Enteignungen sind für demokratisch denkende Menschen der Anfang vom Ende. Und Zweifel daran, ob eine Enteignung von großen privaten Wohnungsbauunternehmen auf dem Boden des Grundgesetzes Bestand hätte, habe ich auch. Ob man von diesen Enteignungen Genossenschaften einfach Ausnehmen kann, das glauben nicht mal die Genossenschaften.

Die den privaten Unternehmen zu zahlenden Entschädigungen für die Wohnungen – die das Land Berlin ihnen übrigens vor Jahren zu einem Spottpreis überlassen hat – wäre außerdem so hoch, dass unterm Strich kein Vorteil dabei herauskäme, weder für den Steuerzahler noch für die Mieter. Enteignen und Entschädigen schafft keine einzige Wohnung zusätzlich. Das Geld wäre im Neubau von Sozialwohnungen besser investiert.

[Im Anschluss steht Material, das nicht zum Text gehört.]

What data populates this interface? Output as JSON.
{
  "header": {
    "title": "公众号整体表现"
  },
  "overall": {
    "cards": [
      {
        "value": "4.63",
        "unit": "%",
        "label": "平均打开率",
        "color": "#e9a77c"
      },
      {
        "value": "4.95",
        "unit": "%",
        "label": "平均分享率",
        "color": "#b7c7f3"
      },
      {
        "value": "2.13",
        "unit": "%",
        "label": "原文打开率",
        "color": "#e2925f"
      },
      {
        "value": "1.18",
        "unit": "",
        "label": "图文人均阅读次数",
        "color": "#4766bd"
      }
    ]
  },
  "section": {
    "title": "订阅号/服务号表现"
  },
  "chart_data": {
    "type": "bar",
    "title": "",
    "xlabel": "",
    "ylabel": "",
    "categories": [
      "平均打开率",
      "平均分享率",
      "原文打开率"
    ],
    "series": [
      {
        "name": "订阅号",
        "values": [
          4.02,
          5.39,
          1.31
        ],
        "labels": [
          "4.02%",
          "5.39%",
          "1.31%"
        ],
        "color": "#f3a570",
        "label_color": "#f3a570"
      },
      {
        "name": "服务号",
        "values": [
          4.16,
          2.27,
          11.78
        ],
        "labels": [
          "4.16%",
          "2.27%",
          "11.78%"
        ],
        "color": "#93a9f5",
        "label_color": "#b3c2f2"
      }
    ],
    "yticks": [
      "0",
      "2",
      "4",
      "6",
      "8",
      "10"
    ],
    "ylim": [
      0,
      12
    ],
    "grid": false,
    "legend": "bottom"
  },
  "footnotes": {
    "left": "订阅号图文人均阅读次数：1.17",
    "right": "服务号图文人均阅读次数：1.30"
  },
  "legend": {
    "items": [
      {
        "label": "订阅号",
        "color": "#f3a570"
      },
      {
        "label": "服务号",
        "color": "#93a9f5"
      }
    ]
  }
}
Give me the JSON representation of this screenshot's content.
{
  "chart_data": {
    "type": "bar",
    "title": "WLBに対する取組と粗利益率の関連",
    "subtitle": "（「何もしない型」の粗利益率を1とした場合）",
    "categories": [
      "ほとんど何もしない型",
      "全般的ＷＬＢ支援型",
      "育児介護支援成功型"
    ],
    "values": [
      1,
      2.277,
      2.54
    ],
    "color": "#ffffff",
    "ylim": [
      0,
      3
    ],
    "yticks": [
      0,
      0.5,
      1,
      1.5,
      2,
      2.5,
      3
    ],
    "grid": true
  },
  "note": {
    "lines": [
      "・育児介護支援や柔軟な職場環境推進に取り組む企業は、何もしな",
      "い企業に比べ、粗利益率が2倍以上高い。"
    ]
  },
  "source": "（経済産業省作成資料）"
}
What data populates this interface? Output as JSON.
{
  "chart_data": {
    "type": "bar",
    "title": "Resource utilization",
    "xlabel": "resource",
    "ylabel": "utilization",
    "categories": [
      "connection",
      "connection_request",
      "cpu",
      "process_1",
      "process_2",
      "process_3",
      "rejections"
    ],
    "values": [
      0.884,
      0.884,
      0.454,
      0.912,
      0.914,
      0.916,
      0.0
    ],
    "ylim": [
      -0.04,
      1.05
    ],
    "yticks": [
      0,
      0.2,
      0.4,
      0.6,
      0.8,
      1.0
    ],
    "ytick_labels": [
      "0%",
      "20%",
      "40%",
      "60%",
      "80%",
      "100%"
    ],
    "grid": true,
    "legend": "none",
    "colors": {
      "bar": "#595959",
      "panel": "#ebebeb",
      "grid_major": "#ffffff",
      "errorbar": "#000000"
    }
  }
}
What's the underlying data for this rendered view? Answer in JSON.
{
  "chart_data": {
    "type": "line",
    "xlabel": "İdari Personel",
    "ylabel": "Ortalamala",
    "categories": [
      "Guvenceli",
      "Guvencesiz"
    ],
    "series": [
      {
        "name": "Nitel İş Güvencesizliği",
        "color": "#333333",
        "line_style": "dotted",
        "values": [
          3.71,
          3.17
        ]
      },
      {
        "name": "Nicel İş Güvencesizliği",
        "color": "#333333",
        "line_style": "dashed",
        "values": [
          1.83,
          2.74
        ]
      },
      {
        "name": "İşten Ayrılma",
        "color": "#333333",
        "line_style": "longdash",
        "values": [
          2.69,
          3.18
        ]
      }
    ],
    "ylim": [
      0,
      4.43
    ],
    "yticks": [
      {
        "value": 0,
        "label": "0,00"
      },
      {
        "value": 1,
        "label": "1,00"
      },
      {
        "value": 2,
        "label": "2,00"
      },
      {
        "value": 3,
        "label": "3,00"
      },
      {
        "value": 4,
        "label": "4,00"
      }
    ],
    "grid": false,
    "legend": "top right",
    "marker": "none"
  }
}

Bezahlbare Wohnungen sind wichtig, enteignen ist der falsche Weg. Sollen es heute Unternehmen mit mindestens 3000 Wohnungen sein – warum eigentlich ausgerechnet 3000? – könnten es morgen welche mit zehn Wohnungen sein, übermorgen alle Besitzer von Eigentumswohnungen und dann die der Kleingärten… ich will da gar nicht weiterdenken.

Aber wahrscheinlich rege ich mich auch ganz umsonst auf: Das Ergebnis des Volksentscheids ist für die Landesregierung nämlich sowieso nicht bindend. Und bis der zu erwartende Rechtsstreit ausgefochten ist, wird schon die nächste oder übernächste Landesregierung am Ruder sein.

Vielleicht oder hoffentlich sind bis dahin auch Wohnungen gebaut worden und regeln das Problem der hohen Mieten über ein größeres Angebot: Zum Beispiel auf dem Tempelhofer Feld – ach ja, auch da gab es mal ja mal einen Volksentscheid, der genau das verhindert hat.

Mit Enteignungen kann man keine Fehler der Vergangenheit wiedergutmachen und keine Probleme lösen – nur neue schaffen.